Contro questo andazzo, in verità assai preoccupante, indipendentemente dall’atteggiamento che si possa avere nei confronti della psicoanalisi, un gruppo di psicanalisti ha redatto un “manifesto in difesa della psicanalisi”, un'iniziativa che ha già ottenuto circa centocinquanta adesioni ( alessandraguerra4@tin.itIndirizzo e-mail protetto dal bots spam , deve abilitare Javascript per vederlo ) quasi esclusivamente di psicanalisti, documento che insiste particolarmente sulle conseguenze della attuale legislazione sullo sviluppo della scienza psicanalitica, sulla praticabilità della psicanalisi e sulla possibilità di accedervi.

Ma la questione, ed in particolar modo le forme persecutorie denunciate, vanno ben oltre un mero “affare interno” della psicologia, della psicanalisi ed anche oltre quella delle professioni in genere.

E’ in forse la libertà dei rapporti tra i soggetti umani, c’è una tendenza alla forzatura circa la “regolamentazione” e la classificazione del “bene” e del “male” in tali rapporti ed il rischio di una riduzione (ma, non si tratterebbe solo di riduzione!) della libertà a libertà di fare il bene, che è la matrice di tutte le intolleranze e di tutti i totalitarismi. Non è un caso, del resto, se l’integralismo cattolico e tutti i totalitarismi dello scorso secolo hanno dichiarato guerra alla psicanalisi.

Legare la psicanalisi al carro di una psicoterapia regolamentata (e come regolamentata e praticata!) sarebbe l’espressione attuale (non diciamo moderna…) di tale lotta e, forse, il suo distruttivo trionfo.

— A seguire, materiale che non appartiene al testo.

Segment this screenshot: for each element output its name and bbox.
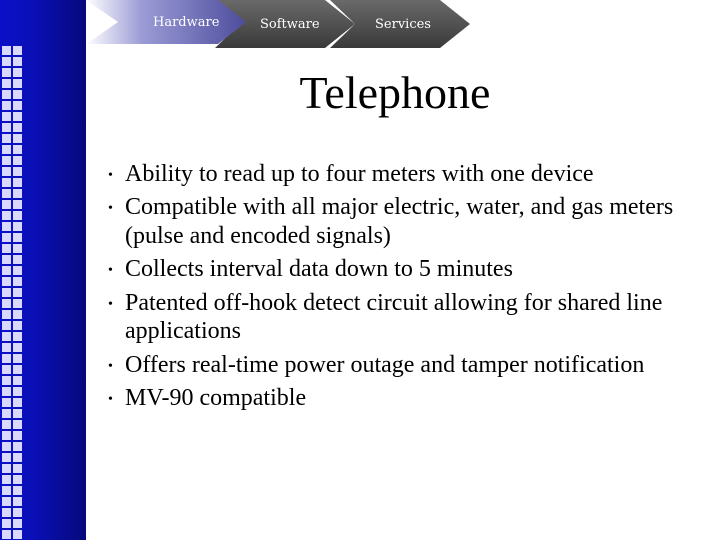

Per questo credo che, oltre il manifesto degli psicanalisti, iniziativa cui è da augurare successo per ragioni anche diverse e, magari, opposte, dovrebbe farsi qualcosa contro la manomissione dei rapporti umani in nome della “protezione” da quelli “attivi”. Un’iniziativa di libertà contro questo assurdo e pericolosissimo “monopolio della psiche”.

Mi auguro che molti amici non restino insensibili.